In its Q&A for the Round 8 application, the CDFI Fund asks applicants to refer to Internal Revenue Code (IRC) section 267(b) and 707(b)(1) for guidance on what would constitute relatedness after the QEI. Under IRC Section 707(b)(1), if after the QEI an investor or subCDE owns more than 50 percent of the capital interest, or the profits interest, in the QALICB, they are related. History on the Hill has also learned that the CDFI Fund may issue guidance soon that this new RPT must be applied to all transactions after April 15, 2010.

Impact of the New RPT
What will change with HTC/NMTC transactions as the new RPT is applied? Hopefully a lot. A CDE should be free to make equity QLICIs without regard to the comparative amount of equity it has in the deal. It should reduce the need to wrestle with true debt tests and minimize forgiveness of debt taxable events upon exit. All these changes will reduce closing costs that are now burdened by efforts to eliminate or mitigate these negative side effects of the old RPT. Tax credit investors and syndicators who use the federal HTC regularly may be able to get back into the business of equity investments in real estate.
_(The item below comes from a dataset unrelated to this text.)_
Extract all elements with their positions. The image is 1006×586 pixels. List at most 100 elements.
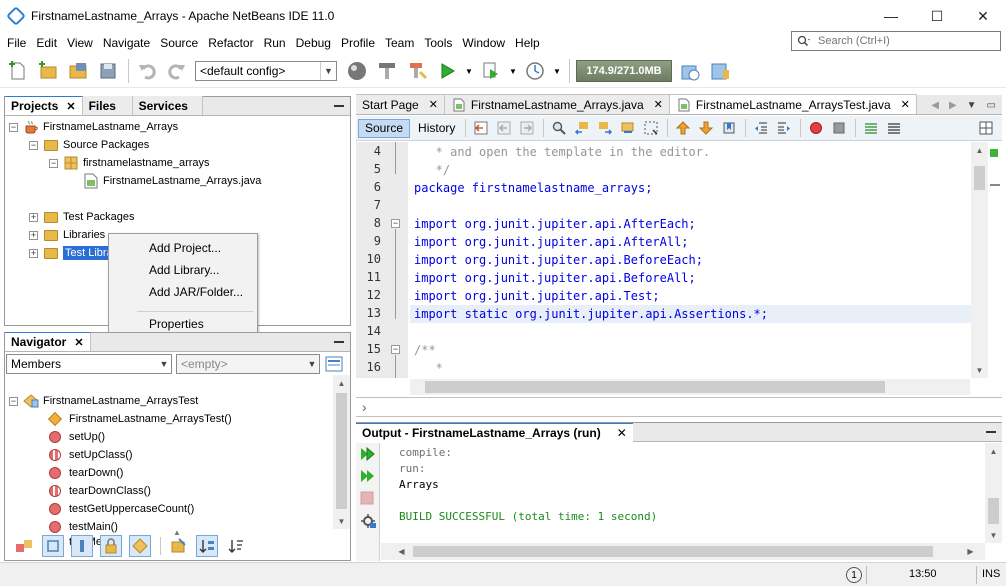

All CDEs will have the ability to leave more of the value of the HTC and NMTC in the QALICB, which was the original intent of the NMTC program.
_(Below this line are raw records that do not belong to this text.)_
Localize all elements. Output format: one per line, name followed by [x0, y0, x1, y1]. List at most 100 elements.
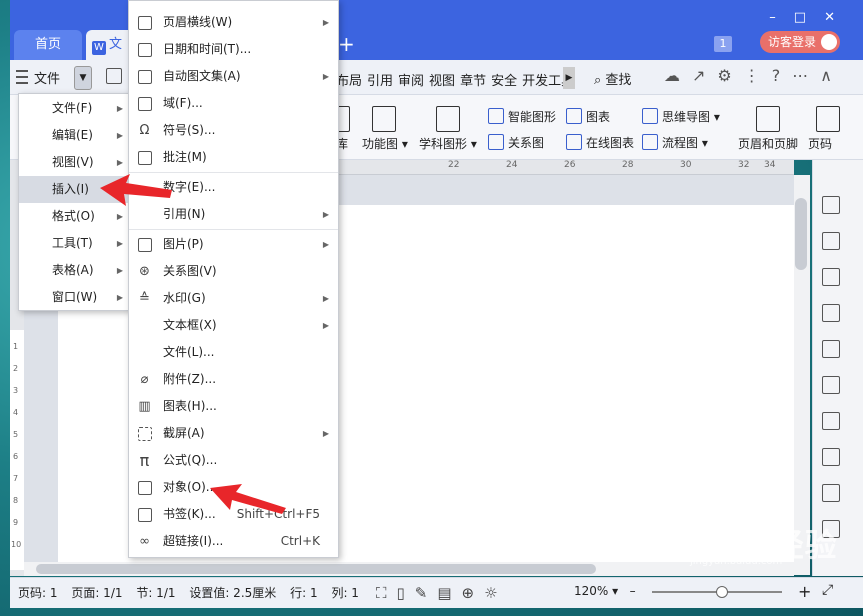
- cursor-icon[interactable]: [822, 232, 840, 250]
- tab-view[interactable]: 视图: [429, 74, 455, 89]
- cloud-icon[interactable]: ☁: [664, 66, 692, 85]
- new-tab-button[interactable]: +: [338, 32, 355, 56]
- focus-mode-icon[interactable]: ⛶: [376, 584, 397, 602]
- submenu-relation[interactable]: ⊛ 关系图(V): [129, 258, 338, 285]
- header-line-icon: [138, 16, 152, 30]
- more-dots-icon[interactable]: ⋯: [792, 66, 820, 85]
- page-number-icon[interactable]: [816, 106, 840, 132]
- horizontal-scroll-thumb[interactable]: [36, 564, 596, 574]
- tab-home[interactable]: 首页: [14, 30, 82, 60]
- ruler-tick: 8: [13, 496, 19, 505]
- menu-item-file[interactable]: 文件(F) ▶: [19, 95, 129, 122]
- submenu-hyperlink[interactable]: ∞ 超链接(I)... Ctrl+K: [129, 528, 338, 555]
- submenu-label: 附件(Z)...: [163, 372, 217, 386]
- tab-security[interactable]: 安全: [491, 74, 517, 89]
- more-tabs-icon[interactable]: ▶: [563, 67, 575, 89]
- table-icon[interactable]: [822, 340, 840, 358]
- object-icon: [138, 481, 152, 495]
- submenu-chart[interactable]: ▥ 图表(H)...: [129, 393, 338, 420]
- submenu-symbol[interactable]: Ω 符号(S)...: [129, 117, 338, 144]
- zoom-level[interactable]: 120% ▾ –: [574, 584, 636, 598]
- guest-login-button[interactable]: 访客登录: [760, 31, 840, 53]
- window-count-badge[interactable]: 1: [714, 36, 732, 52]
- submenu-file[interactable]: 文件(L)...: [129, 339, 338, 366]
- submenu-date-time[interactable]: 日期和时间(T)...: [129, 36, 338, 63]
- submenu-header-line[interactable]: 页眉横线(W) ▶: [129, 9, 338, 36]
- help-icon[interactable]: ?: [772, 66, 793, 85]
- chart-icon: [566, 108, 582, 124]
- zoom-in-icon[interactable]: +: [798, 582, 811, 601]
- ruler-tick: 1: [13, 342, 19, 351]
- submenu-screenshot[interactable]: 截屏(A) ▶: [129, 420, 338, 447]
- vertical-scroll-thumb[interactable]: [795, 198, 807, 270]
- maximize-icon[interactable]: □: [794, 10, 824, 25]
- submenu-attachment[interactable]: ⌀ 附件(Z)...: [129, 366, 338, 393]
- submenu-autotext[interactable]: 自动图文集(A) ▶: [129, 63, 338, 90]
- guest-login-label: 访客登录: [768, 35, 817, 49]
- more-icon[interactable]: ⋮: [744, 66, 772, 85]
- search-button[interactable]: ⌕ 查找: [594, 69, 631, 88]
- mind-map-button[interactable]: 思维导图 ▾: [642, 108, 720, 125]
- relation-chart-button[interactable]: 关系图: [488, 134, 544, 151]
- shapes-icon[interactable]: [822, 268, 840, 286]
- subject-graphics-icon[interactable]: [436, 106, 460, 132]
- header-footer-label[interactable]: 页眉和页脚: [738, 135, 798, 152]
- adjust-icon[interactable]: [822, 448, 840, 466]
- chevron-right-icon: ▶: [116, 104, 123, 113]
- submenu-picture[interactable]: 图片(P) ▶: [129, 231, 338, 258]
- subject-graphics-label[interactable]: 学科图形 ▾: [419, 135, 477, 152]
- tab-layout[interactable]: 布局: [336, 74, 362, 89]
- comment-icon: [138, 151, 152, 165]
- window-controls[interactable]: –□✕: [769, 10, 853, 25]
- tab-review[interactable]: 审阅: [398, 74, 424, 89]
- tab-references[interactable]: 引用: [367, 74, 393, 89]
- fullscreen-icon[interactable]: ⤢: [822, 582, 833, 598]
- submenu-textbox[interactable]: 文本框(X) ▶: [129, 312, 338, 339]
- zoom-slider-handle[interactable]: [716, 586, 728, 598]
- minimize-icon[interactable]: –: [769, 10, 794, 25]
- eye-protect-icon[interactable]: ☼: [484, 584, 507, 602]
- menu-item-edit[interactable]: 编辑(E) ▶: [19, 122, 129, 149]
- flowchart-button[interactable]: 流程图 ▾: [642, 134, 708, 151]
- header-footer-icon[interactable]: [756, 106, 780, 132]
- web-view-icon[interactable]: ⊕: [462, 584, 485, 602]
- file-menu-label: 文件: [34, 72, 61, 87]
- flowchart-icon: [642, 134, 658, 150]
- pen-icon[interactable]: [822, 196, 840, 214]
- horizontal-ruler[interactable]: 22 24 26 28 30 32 34: [338, 160, 794, 175]
- read-mode-icon[interactable]: ▯: [397, 584, 415, 602]
- function-chart-icon[interactable]: [372, 106, 396, 132]
- online-chart-button[interactable]: 在线图表: [566, 134, 634, 151]
- write-mode-icon[interactable]: ✎: [415, 584, 438, 602]
- submenu-watermark[interactable]: ≙ 水印(G) ▶: [129, 285, 338, 312]
- status-row: 行: 1: [290, 586, 318, 600]
- menu-item-label: 工具(T): [52, 236, 93, 250]
- page-number-label[interactable]: 页码: [808, 135, 832, 152]
- close-icon[interactable]: ✕: [824, 10, 853, 25]
- settings-icon[interactable]: ⚙: [717, 66, 743, 85]
- submenu-formula[interactable]: π 公式(Q)...: [129, 447, 338, 474]
- submenu-field[interactable]: 域(F)...: [129, 90, 338, 117]
- menu-item-tools[interactable]: 工具(T) ▶: [19, 230, 129, 257]
- menu-item-table[interactable]: 表格(A) ▶: [19, 257, 129, 284]
- function-chart-label[interactable]: 功能图 ▾: [362, 135, 408, 152]
- status-page[interactable]: 页面: 1/1: [71, 586, 122, 600]
- file-menu-dropdown-icon[interactable]: ▼: [74, 66, 92, 90]
- tab-chapter[interactable]: 章节: [460, 74, 486, 89]
- collapse-icon[interactable]: ∧: [820, 66, 844, 85]
- menu-item-label: 窗口(W): [52, 290, 98, 304]
- autotext-icon: [138, 70, 152, 84]
- ruler-tick: 6: [13, 452, 19, 461]
- apps-icon[interactable]: [822, 376, 840, 394]
- menu-item-window[interactable]: 窗口(W) ▶: [19, 284, 129, 311]
- page-view-icon[interactable]: ▤: [437, 584, 461, 602]
- file-menu-button[interactable]: 文件: [16, 68, 60, 87]
- chart-side-icon[interactable]: [822, 412, 840, 430]
- share-icon[interactable]: ↗: [692, 66, 717, 85]
- image-icon[interactable]: [822, 484, 840, 502]
- chart-button[interactable]: 图表: [566, 108, 610, 125]
- style-icon[interactable]: [822, 304, 840, 322]
- save-icon[interactable]: [106, 68, 122, 84]
- smart-graphic-button[interactable]: 智能图形: [488, 108, 556, 125]
- submenu-comment[interactable]: 批注(M): [129, 144, 338, 171]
Potential Legal Challenges Ahead
But there is a dark cloud on this horizon. (It’s tax-driven real estate after all!) What the advocates of this RPT change have recognized is that another NMTC regulation that governs the application of certain safe harbor or “reasonable expectation” rules may come into play in equity based investments. A CDE is able to avoid the recapture events that might otherwise be triggered if a QALICB fails to maintain its QALICB status (e.g.  fails to maintain an 80-20 ratio of residential to commercial revenue in a mixed-use project during the entire seven-year compliance period if it had a reasonable expectation that the QALICB will remain in compliance). But the ability to use the reasonable expectations test cannot be used by a CDE that “controls” the QALICB, either through direct or indirect ownership based on “value” or control based on voting or management rights of more than 50 percent of the QALICB.
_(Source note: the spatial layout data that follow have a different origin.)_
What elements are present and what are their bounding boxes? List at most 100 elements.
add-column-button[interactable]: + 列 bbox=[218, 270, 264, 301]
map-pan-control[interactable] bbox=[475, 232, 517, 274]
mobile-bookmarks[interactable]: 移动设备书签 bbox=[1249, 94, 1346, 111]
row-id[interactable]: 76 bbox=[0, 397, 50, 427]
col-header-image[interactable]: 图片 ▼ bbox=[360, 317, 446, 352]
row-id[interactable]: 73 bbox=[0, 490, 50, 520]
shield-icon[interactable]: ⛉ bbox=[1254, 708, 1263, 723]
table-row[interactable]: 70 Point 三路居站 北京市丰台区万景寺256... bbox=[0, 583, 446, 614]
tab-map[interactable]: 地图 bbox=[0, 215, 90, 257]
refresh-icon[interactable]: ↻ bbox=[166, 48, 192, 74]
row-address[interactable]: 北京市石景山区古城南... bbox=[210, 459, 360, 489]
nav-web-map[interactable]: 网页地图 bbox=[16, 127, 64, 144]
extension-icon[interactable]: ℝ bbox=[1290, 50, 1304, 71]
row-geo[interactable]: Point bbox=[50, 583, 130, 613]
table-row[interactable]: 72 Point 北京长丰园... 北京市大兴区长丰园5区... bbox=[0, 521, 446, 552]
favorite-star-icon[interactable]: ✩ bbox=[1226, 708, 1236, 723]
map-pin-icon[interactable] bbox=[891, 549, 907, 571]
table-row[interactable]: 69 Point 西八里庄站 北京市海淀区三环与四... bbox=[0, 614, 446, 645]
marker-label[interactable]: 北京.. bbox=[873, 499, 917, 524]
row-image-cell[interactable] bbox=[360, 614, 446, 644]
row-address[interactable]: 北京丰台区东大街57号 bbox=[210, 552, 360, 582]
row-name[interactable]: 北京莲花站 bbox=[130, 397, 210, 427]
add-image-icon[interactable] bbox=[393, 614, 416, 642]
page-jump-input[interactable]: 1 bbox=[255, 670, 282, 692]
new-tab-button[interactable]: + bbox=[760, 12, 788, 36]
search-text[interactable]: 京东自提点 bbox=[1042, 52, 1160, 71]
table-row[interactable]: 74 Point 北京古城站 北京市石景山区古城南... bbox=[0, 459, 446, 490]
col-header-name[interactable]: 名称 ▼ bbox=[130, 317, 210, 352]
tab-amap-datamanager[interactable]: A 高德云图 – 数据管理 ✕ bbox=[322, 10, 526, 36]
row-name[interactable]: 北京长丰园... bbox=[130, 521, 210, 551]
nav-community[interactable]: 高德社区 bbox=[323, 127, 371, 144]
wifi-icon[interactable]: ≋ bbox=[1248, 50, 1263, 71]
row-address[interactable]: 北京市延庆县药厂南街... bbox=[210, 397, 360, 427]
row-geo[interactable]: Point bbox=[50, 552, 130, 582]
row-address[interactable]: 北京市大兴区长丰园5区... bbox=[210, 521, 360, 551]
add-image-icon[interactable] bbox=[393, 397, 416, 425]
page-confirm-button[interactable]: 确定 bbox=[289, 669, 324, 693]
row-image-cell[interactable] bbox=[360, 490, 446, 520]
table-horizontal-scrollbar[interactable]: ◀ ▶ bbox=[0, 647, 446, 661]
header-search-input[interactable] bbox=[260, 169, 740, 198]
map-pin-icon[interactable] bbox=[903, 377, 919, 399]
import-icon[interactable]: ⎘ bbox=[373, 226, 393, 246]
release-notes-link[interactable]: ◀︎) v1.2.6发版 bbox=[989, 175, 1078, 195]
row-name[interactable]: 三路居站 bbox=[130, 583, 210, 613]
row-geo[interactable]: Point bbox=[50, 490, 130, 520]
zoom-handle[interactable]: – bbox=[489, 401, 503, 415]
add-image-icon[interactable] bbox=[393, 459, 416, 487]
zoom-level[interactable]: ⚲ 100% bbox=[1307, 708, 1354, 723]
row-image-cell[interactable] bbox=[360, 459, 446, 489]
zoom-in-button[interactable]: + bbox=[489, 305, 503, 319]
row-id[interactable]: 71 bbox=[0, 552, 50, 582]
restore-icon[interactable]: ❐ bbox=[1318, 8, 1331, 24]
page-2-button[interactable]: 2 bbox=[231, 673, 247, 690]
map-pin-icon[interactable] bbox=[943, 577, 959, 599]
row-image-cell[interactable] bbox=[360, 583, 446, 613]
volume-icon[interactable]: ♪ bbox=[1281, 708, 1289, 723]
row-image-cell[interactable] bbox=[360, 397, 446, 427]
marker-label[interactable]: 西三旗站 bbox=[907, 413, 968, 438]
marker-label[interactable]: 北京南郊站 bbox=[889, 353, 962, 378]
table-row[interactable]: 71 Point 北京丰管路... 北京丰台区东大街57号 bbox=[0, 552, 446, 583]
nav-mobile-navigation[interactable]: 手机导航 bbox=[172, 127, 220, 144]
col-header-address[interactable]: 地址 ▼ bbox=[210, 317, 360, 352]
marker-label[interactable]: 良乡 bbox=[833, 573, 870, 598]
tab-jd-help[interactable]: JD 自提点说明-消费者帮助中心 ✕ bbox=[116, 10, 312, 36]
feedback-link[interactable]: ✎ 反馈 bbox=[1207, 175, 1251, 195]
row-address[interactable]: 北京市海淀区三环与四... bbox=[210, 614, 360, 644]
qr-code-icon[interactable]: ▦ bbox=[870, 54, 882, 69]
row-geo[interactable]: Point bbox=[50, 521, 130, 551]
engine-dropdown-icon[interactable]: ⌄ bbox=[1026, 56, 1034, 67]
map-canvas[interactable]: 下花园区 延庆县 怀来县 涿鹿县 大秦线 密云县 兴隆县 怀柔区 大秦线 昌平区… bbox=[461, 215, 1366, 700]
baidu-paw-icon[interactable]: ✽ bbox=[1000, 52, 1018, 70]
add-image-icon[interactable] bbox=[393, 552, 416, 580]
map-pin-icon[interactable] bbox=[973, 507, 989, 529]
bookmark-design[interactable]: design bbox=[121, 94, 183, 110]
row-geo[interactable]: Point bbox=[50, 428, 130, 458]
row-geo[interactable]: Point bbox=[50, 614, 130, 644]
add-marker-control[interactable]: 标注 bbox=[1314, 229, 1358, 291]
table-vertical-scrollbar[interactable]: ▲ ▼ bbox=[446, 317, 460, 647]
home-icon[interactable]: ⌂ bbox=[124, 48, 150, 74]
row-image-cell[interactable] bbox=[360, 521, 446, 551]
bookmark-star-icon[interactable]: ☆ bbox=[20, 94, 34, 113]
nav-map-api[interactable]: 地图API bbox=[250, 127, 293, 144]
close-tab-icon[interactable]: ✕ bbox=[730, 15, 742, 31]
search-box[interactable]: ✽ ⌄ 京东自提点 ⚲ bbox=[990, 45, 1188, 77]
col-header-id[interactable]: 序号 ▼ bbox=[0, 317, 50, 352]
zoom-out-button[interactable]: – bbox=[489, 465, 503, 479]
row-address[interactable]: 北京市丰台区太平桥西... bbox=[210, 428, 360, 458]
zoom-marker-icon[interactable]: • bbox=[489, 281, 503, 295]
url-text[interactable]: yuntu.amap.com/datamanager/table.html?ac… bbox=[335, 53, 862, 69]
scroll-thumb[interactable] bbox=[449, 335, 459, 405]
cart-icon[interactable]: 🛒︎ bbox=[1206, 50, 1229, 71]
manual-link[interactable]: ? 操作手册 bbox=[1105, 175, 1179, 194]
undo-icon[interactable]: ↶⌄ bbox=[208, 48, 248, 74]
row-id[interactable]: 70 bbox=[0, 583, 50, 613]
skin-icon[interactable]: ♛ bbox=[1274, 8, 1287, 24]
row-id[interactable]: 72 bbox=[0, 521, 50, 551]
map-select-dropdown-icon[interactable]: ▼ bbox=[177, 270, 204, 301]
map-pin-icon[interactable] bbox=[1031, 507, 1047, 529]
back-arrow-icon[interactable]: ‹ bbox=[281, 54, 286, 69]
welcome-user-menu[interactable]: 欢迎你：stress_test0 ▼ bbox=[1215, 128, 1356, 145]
Jerry Breed of Bryan Cave says the problem is that there is no IRS guidance on how to value equity as it relates to control of a QALICB that has received NMTC equity. “That’s the $64,000 dollar question,” Breed said. “Without any regulations on this issue, we don’t know if a subCDE that contributes substantially more than 50 percent of the equity in an NMTC transaction might not be deemed by the IRS to be a controlling entity of the QALICB, thereby voiding any reliance on reasonable expectations. If value in this context is measured by the distribution of proceeds from an immediate sale of the project, the CDE would likely receive the lion’s share of the proceeds. If value is determined by the sharing ratios of the equity owners of the project based upon cash flow and anticipated residual value over the life of the project, the CDE likely would not control the project owner. It is not clear whether anticipated federal, state or local tax benefits would be taken into account in this analysis. Investors may consequently be nervous about a transaction in which the reasonable expectations test is replaced by the need for constant vigilance over seven years by the participating subCDE and its parent CDE.”

Owen Gray of Novogradac and Company has suggested that there may be additional work ahead for the Novogradac NMTC Working Group to try to obtain more clarity from the IRS on what would constitute control of a QALICB where more than 50 percent of the equity is contributed by the sub-CDE.